I was sitting with a karate sensei in his dojo one afternoon, visiting with him, when he was approached by a fellow who had come to watch the class that day. The fellow said he was interested in taking up karate, but he wondered if training might present a problem for him. He was a marathon runner, he explained, and he spent several hours a week running and traveling to races. Would karate practice interfere with that?
Another time, an acquaintance commented to me that he wanted to begin studying the art of aikido. But as an underpaid schoolteacher, he wasn't sure he could afford the club dues of $30 a month that were levied by the dojo he wanted to join. It is pertinent to add in this case that this acquaintance was a smoker who easily spent more than $30 a month on his habit.
When I encounter these kinds of people, I am always reminded of a falconer I once heard about. Falconry, of course, is the art of raising and training birds of prey-hawks, falcons, and even eagles-to hunt. It is a very, very old art, one that requires a tremendous amount of study into the life and behaviors of these birds. It also demands an amazing patience to tame them and to accommodate their highly strung natures. Falconers typically spend several hours a day with their birds. This falconer met a man who said he wanted to take up falconry but he was afraid that his wife would not adapt well to having a fierce-looking raptor as a permanent addition to their backyard. What should he do? The falconer's reply: "Get a new wife."

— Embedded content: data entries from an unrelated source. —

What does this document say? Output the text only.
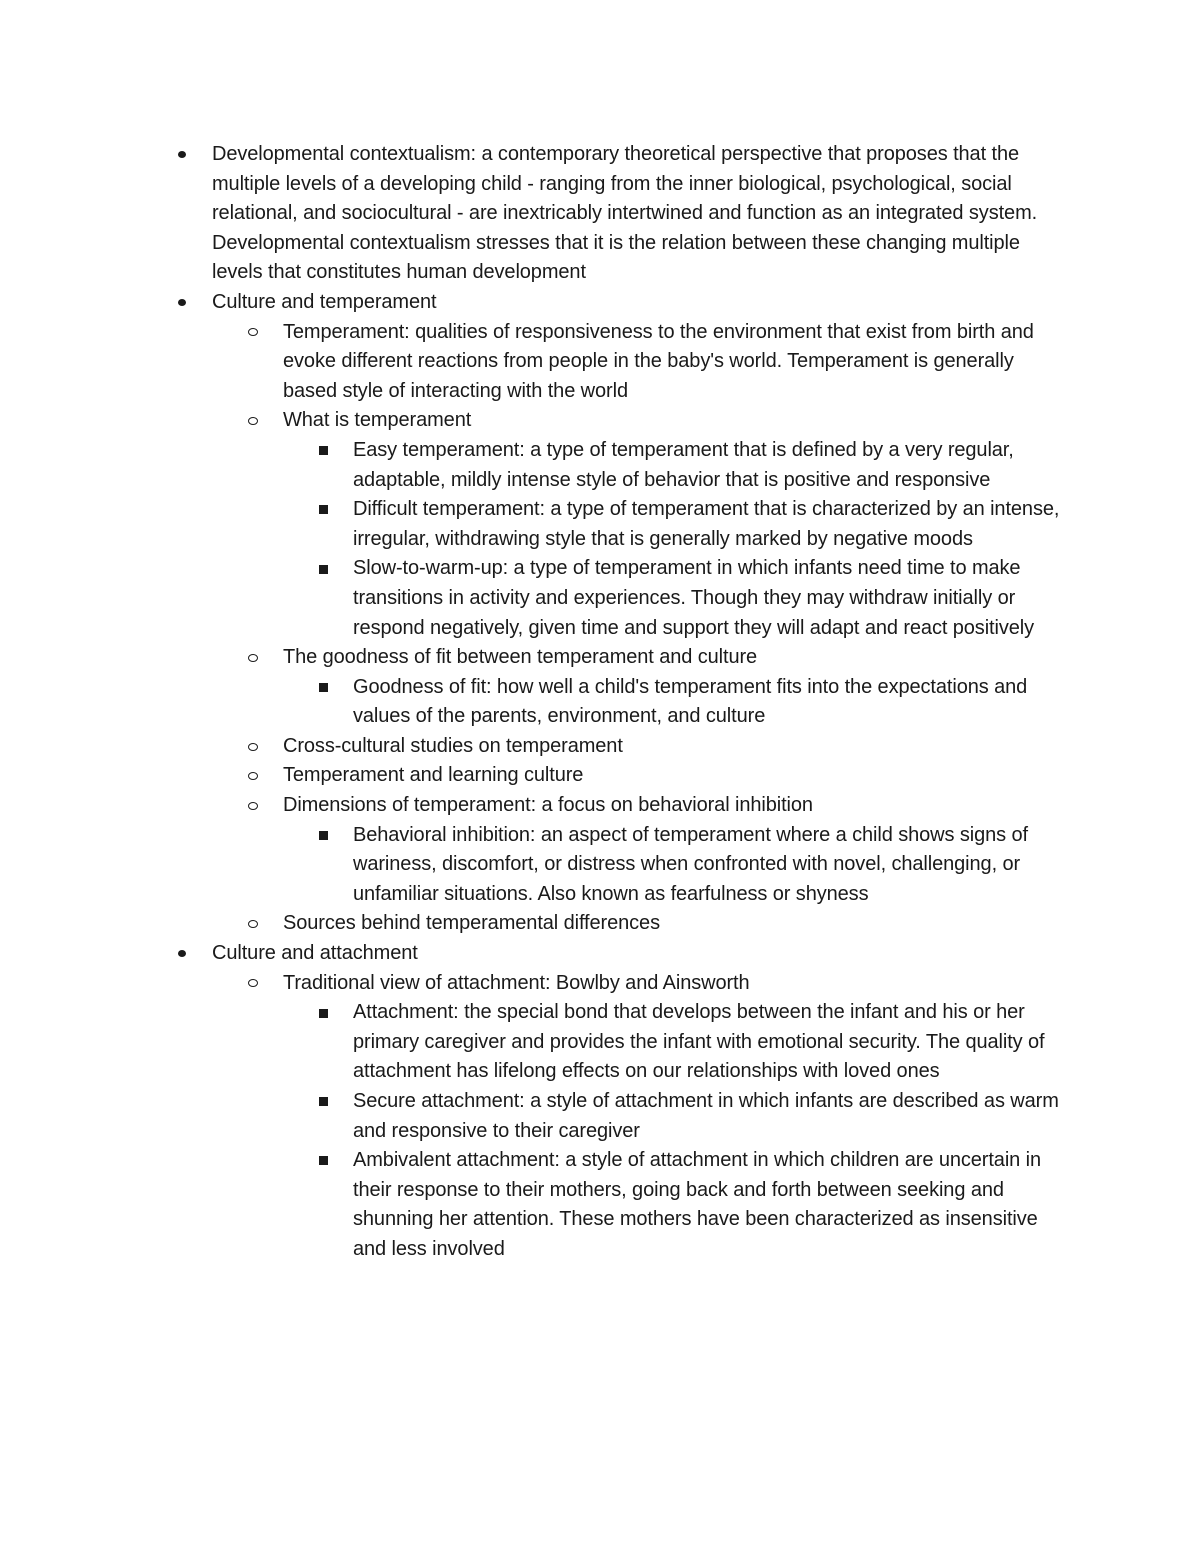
Developmental contextualism: a contemporary theoretical perspective that proposes that the multiple levels of a developing child - ranging from the inner biological, psychological, social relational, and sociocultural - are inextricably intertwined and function as an integrated system. Developmental contextualism stresses that it is the relation between these changing multiple levels that constitutes human development
Culture and temperament
Temperament: qualities of responsiveness to the environment that exist from birth and evoke different reactions from people in the baby's world. Temperament is generally based style of interacting with the world
What is temperament
Easy temperament: a type of temperament that is defined by a very regular, adaptable, mildly intense style of behavior that is positive and responsive
Difficult temperament: a type of temperament that is characterized by an intense, irregular, withdrawing style that is generally marked by negative moods
Slow-to-warm-up: a type of temperament in which infants need time to make transitions in activity and experiences. Though they may withdraw initially or respond negatively, given time and support they will adapt and react positively
The goodness of fit between temperament and culture
Goodness of fit: how well a child's temperament fits into the expectations and values of the parents, environment, and culture
Cross-cultural studies on temperament
Temperament and learning culture
Dimensions of temperament: a focus on behavioral inhibition
Behavioral inhibition: an aspect of temperament where a child shows signs of wariness, discomfort, or distress when confronted with novel, challenging, or unfamiliar situations. Also known as fearfulness or shyness
Sources behind temperamental differences
Culture and attachment
Traditional view of attachment: Bowlby and Ainsworth
Attachment: the special bond that develops between the infant and his or her primary caregiver and provides the infant with emotional security. The quality of attachment has lifelong effects on our relationships with loved ones
Secure attachment: a style of attachment in which infants are described as warm and responsive to their caregiver
Ambivalent attachment: a style of attachment in which children are uncertain in their response to their mothers, going back and forth between seeking and shunning her attention. These mothers have been characterized as insensitive and less involved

It is, I suppose, indicative of our modern civilization that, if I may paraphrase Churchill, so many wish to have so much while expending so little. We have parents who want to raise perfect children while simultaneously pursuing careers that prevent them from even seeing their offspring for more than a few minutes a day. We have single people who want to establish meaningful, lifelong relationships and who think they can do that by placing a few ostensibly witty lines in a personal ad in a newspaper. And more to the point, we have would-be budoka who expect to reap the benefits of the martial Ways without any real sacrifice. They are, all of them, going to be disappointed.
The truth is, raising good children demands enormous commitment and sacrifices. Healthy, loving relationships cannot be founded on the basis of snappy advertisements. They take time and a willingness to compromise and grow. To make the budo a Way of life requires precisely the same. Those prospective entrants to the Way who think they can make any kind of headway along its path without sacrifices are fooling themselves.

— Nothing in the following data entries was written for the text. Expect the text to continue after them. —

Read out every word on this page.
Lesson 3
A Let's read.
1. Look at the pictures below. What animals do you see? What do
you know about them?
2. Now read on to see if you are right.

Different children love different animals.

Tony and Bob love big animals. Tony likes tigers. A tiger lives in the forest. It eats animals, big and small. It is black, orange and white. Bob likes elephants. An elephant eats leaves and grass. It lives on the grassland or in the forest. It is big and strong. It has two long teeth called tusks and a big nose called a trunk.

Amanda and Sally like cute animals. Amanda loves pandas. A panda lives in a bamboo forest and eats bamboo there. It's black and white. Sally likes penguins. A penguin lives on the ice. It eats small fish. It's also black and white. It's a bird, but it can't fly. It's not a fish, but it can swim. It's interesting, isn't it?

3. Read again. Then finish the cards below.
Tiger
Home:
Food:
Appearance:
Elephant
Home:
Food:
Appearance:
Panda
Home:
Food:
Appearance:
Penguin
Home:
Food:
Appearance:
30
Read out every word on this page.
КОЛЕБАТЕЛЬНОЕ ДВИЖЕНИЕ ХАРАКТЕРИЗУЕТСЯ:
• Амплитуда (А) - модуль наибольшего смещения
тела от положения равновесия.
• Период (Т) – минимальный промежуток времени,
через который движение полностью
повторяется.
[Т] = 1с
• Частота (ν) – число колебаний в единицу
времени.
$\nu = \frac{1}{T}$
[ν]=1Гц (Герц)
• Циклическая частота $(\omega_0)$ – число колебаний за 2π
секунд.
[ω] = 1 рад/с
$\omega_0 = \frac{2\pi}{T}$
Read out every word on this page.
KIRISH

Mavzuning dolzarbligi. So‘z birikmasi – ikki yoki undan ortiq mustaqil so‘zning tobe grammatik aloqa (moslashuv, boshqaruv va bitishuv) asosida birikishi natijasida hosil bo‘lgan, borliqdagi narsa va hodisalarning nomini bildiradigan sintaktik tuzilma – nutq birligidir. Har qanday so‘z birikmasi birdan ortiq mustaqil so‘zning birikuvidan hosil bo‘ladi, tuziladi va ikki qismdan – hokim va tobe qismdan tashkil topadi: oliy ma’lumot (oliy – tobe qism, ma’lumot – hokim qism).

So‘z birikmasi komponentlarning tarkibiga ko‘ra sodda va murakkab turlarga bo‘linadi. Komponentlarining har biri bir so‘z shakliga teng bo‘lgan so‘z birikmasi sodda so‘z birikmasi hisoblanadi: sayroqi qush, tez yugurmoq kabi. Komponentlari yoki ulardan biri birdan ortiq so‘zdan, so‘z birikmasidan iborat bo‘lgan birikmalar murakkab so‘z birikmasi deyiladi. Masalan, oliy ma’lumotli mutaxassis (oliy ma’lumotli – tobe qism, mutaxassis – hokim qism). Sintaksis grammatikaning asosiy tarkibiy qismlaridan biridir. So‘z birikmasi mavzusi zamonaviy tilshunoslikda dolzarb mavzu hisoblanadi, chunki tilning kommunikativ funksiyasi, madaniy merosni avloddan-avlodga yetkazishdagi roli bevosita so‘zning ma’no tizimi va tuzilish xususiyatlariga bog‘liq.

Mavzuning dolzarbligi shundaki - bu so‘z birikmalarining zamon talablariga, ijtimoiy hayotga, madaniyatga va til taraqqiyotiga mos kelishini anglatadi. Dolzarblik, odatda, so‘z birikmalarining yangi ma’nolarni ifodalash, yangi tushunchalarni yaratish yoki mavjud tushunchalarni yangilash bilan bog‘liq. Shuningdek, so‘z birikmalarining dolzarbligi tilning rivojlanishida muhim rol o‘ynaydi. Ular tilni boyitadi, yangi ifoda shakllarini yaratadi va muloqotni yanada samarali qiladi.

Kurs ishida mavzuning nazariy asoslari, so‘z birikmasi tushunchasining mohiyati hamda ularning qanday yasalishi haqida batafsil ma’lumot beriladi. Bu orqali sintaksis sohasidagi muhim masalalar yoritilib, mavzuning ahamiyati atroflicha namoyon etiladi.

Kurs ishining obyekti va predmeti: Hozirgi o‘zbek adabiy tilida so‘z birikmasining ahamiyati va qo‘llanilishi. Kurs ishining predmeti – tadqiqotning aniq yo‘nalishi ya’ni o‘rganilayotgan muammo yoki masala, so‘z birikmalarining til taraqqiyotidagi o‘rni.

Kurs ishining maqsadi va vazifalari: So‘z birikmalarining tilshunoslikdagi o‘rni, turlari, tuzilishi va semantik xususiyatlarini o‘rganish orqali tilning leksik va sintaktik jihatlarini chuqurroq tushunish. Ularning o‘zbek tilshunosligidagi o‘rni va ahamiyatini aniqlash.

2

The falconer's advice on getting a new wife sounds harsh. It was not, I think we can assume, entirely serious. But his point was that an involved and difficult discipline like falconry requires some pretty uncommon dedication. The fellow who asked him the question about taking it up might not actually have had to give up his wife if he wanted to be a falconer. But if he wished to involve himself in that kind of art, he would have to be prepared to make some significant changes in his life. This is because, contrary to popular and frequently voiced opinions, not all the avocations that are available to us are alike. It has been convenient for many martial arts teachers and other such promoters to present the budo as a sort of pastime, a hobby that can be approached exactly as we would bowling or bridge. One can, these types suggest, go down to the neighborhood dojo a couple of nights a week for a quick "workout" and then leave it behind when one walks out the door. In this regard, martial arts training is envisioned as being similar to joining the types of health clubs or fitness centers we see advertised everywhere. The budo, however, are not like weight lifting and aerobics classes. The goals pursued in the dojo are markedly different from those of the local health or fitness center.

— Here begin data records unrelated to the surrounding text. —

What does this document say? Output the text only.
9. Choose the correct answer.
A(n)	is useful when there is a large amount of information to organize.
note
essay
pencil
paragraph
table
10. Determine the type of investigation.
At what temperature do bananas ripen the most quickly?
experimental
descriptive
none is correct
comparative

The budo--very difficult to describe in their entirety since we have nothing analogous to them in the West--are a multifaceted discipline. They encompass a rigorous, extremely demanding physical effort, a concerted dedication to old and quite often foreign cultural values, and a willingness to submit to a method of teaching and transmission of knowledge that are wholly unlike the ways to which we are accustomed. Just learning to move across the floor on one's knees, a standard training exercise in aikido, for example, takes years to do correctly and without a lot of discomfort. Concepts of the budo at its higher levels require a serious expenditure of time and energy. No one with less than a decade of constant training and thinking could hope to understand even the basics of some of these concepts. Then, too, because the budo are not native to our country, those qualified to teach them at their upper levels are few and far between. Travel to different cities or to Japan is a must for most budoka at some stage of their training.
All of these factors must be considered by the budoka. None of them are the kind of considerations that are weighed in making an informed decision to take up softball or weight lifting, or any of the more conventional avocations in which those around us may choose to become involved. The budo are not an ordinary pastime. Those who follow them cannot be ordinary, either. So to that marathoner who worried that karate might interfere with his running, I would say, yes, it will. It is the nature of a budo, like karate or any of the rest of them. And if you cannot give the martial arts the time and attention they deserve, the time and attention necessary to make them a meaningful part of your life, then both the budo and you will be better off if you leave them alone. To the fellow who spent money on his smoking habit without complaint but who was hesitant to make an equal investment in aikido training, I cannot imagine, frankly, what to say. Someone with that sense of priorities is likely, I'm afraid, to find that the cost of the budo life is far too high for him to pay, no matter what its price.